Abstract & Commentary
U.S. MERS cases worked in Saudi hospitals
By Stan Deresinski, MD, FACP, FIDSA
Clinical Professor of Medicine, Stanford University, Hospital Epidemiologist, Sequoia Hospital, Redwood City, CA
This article originally appeared in the June 2014 issue of Infectious Disease Alert. It was peer reviewed by Timothy Jenkins, MD. Dr. Jenkins is Assistant Professor of Medicine, University of Colorado, Denver Health Medical Center. Dr. Deresinski does research for the National Institutes of Health, and is an advisory board member and consultant for Merck, and Dr. Jenkins reports no financial relationships relevant to this field of study.
CDC. Middle East Respiratory Syndrome (MERS). http://www.cdc.gov/features/novelcoronavirus/
The first U.S. case of MERS-CoV infection diagnosed in the U.S. has been identified in an individual traveling from Saudi Arabia.
An American health care worker flew from Riyadh, Saudi Arabia, to Chicago on a connecting flight from London on April 24, 2014. This was followed by an approximately 30-mile bus ride to Munster, Indiana. Three days later, on April 27, he developed fever, cough, and breathlessness and he presented to the Emergency Department of the 427-bed Community Hospital in Munster on the evening of the following day and was admitted as an inpatient. Middle East respiratory syndrome coronavirus (MERS-CoV) infection was suspected. As a consequence, the patient was managed with appropriate isolation precautions and specimens were sent to the Centers for Disease Control and Prevention (CDC), which confirmed the diagnosis on May 2nd.
In order to detect possible secondary cases, family members and health care workers with significant contact with the patient underwent daily monitoring for 14 days, which is considered the outer limit of the incubation period of the infection. The CDC began contacting the patient’s airplane and bus co-passengers on May 3rd.
COMMENTARY
As of May 12th, 2014, CDC reported a total of 538 confirmed MERS-CoV cases that include 145 deaths. The fact that 200 new cases were reported by Saudi Arabia and the United Arab Emirates in the single month of April 2014 has appropriately raised concerns that viral mutations had led to enhanced adaptation to human hosts.1
The available evidence, however, has not, to date, confirmed this fear. Rather, it has been suggested that at least part of the reason has been increased recognition of the disease. Another suspected factor is the mass birthing of dromedary camels (the one-humped type) that occurs every winter in breeding facilities.

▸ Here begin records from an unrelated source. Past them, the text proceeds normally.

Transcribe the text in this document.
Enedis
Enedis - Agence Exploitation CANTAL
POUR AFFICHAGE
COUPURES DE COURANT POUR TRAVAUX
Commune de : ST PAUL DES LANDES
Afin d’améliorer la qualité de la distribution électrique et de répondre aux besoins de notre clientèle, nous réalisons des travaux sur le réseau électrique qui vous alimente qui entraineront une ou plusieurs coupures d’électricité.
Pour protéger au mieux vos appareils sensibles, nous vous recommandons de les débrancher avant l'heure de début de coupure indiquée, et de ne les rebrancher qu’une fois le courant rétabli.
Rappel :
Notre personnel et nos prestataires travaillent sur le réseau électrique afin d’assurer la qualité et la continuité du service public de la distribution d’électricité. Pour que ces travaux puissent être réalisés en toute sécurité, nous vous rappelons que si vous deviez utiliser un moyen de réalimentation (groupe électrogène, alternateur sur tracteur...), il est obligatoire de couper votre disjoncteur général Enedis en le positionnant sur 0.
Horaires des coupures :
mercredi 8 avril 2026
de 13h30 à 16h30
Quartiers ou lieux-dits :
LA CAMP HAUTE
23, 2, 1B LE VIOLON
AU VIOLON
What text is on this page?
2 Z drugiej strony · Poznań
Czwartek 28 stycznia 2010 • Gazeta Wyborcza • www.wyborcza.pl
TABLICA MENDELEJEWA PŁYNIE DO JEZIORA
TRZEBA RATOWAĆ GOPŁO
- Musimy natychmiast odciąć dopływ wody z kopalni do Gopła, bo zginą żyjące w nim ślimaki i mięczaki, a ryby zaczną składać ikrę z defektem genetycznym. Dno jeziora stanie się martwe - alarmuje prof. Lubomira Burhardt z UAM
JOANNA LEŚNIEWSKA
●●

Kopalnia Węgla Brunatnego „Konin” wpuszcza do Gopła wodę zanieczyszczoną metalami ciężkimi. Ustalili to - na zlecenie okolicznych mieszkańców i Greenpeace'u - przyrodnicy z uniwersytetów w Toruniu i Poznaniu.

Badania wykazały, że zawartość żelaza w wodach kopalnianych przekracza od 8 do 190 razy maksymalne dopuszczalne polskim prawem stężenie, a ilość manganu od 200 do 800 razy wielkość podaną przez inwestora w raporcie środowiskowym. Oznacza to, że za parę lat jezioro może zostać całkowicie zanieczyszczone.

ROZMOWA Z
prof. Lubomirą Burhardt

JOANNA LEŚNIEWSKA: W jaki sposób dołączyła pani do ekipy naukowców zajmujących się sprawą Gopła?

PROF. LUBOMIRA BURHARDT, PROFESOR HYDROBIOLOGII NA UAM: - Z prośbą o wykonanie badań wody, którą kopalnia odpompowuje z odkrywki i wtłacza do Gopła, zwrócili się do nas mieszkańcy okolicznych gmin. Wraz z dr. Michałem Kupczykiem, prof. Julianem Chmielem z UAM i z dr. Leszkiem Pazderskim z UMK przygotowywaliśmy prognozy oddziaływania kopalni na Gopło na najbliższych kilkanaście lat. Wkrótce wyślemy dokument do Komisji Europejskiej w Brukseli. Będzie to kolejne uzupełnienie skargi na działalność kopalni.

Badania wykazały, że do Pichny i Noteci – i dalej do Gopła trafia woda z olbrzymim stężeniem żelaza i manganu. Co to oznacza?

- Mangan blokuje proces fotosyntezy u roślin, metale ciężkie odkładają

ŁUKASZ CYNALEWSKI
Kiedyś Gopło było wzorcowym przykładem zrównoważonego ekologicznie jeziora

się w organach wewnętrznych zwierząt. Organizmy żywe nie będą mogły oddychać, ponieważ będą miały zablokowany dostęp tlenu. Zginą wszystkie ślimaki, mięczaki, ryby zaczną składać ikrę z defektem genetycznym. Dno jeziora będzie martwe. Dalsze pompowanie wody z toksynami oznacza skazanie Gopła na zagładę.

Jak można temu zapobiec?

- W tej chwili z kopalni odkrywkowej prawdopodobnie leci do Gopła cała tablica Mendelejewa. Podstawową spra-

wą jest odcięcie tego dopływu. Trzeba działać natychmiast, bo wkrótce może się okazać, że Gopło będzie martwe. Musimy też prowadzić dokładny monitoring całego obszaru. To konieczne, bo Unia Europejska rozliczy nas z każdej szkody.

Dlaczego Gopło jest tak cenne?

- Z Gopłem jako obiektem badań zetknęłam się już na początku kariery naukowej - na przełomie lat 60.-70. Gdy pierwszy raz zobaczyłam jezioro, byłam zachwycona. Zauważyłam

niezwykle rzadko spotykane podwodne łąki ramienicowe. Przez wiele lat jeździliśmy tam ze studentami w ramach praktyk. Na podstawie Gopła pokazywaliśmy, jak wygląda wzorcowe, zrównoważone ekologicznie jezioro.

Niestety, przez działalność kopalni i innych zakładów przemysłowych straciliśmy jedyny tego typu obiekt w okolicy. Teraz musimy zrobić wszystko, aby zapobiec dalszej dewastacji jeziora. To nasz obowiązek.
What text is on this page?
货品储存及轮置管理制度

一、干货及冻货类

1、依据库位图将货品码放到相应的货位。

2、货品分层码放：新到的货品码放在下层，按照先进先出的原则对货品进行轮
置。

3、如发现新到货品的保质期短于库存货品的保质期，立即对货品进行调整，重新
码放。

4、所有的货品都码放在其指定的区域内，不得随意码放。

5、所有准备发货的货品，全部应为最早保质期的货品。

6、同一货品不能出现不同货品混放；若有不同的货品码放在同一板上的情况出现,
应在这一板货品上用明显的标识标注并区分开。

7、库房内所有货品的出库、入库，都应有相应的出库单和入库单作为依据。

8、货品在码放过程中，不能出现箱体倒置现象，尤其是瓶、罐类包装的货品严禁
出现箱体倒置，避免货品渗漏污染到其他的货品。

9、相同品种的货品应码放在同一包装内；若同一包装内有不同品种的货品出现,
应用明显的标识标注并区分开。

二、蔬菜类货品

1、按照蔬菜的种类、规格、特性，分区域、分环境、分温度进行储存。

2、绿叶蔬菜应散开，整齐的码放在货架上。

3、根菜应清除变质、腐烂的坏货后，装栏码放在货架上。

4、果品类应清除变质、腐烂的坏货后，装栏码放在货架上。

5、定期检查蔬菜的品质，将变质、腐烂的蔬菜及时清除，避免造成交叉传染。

The virus, like the SARS coronavirus, has been found in bats. The role of these mammals in the transmission of MERS-CoV is uncertain, but dromedary camels are an important reservoir of the virus. For instance, a country-wide survey in Oman led to its detection in conjunctival and nasal secretions in high concentration in 5 of 76 of the ungulates tested and the finding that the viruses were closely related to MERS-CoV of human origin detected in the same geographic area.2 In a few cases, closely related MERS-CoV has been identified in humans and camels with which they had had contact. Thus, it has been suggested that human infections may result from contact with the camels, eating camel meat, and the common practice of eating unpasteurized camel milk. Human-to-human transmission also occurs, with cases occurring in those with close contact with cases, including family members and health care workers. Fortunately, sustained transmission has not been observed.
Autochthonous cases of infection have occurred in 6 countries in or near the Arabian Peninsula: Saudi Arabia (where the bulk of cases have occurred), Oman, Kuwait, United Arab Emirates, Qatar, and Jordan. The U.S. is the 12th country to which the virus has been exported and, in our globally connected world, it will not be the last.
Fatal cases mostly occurred in those with significant comorbidities such as chronic renal insufficiency and diabetes mellitus. Treatment of rhesus macaques experimentally infected with MERS-CoV with ribavirin and interferon-α2b, which are active against the virus in vitro, was associated with somewhat improved outcomes.3 Monoclonal antibodies with neutralizing activity have also been developed.
One last thing — congratulations to the alert clinicians at Community Hospital in Munster for rapidly recognizing the possibility of MERS-CoV infection in their patient!
References
- Kupferschmidt K. Soaring MERS cases in Saudi Arabia raise alarms. Science. 2014; 344:457-458.
- Nowotny N, et al. Middle East respiratory syndrome coronavirus (MERS-CoV) in dromedary camels, Oman, 2013. Eurosurveillance, Volume 19, Issue 16, 24 April 2014.
- Falzarano D, et al. Treatment with interferon-α2b and ribavirin improves outcome in MERS-CoV-infected rhesus macaques. Nat Med 2013; 19:1313-7.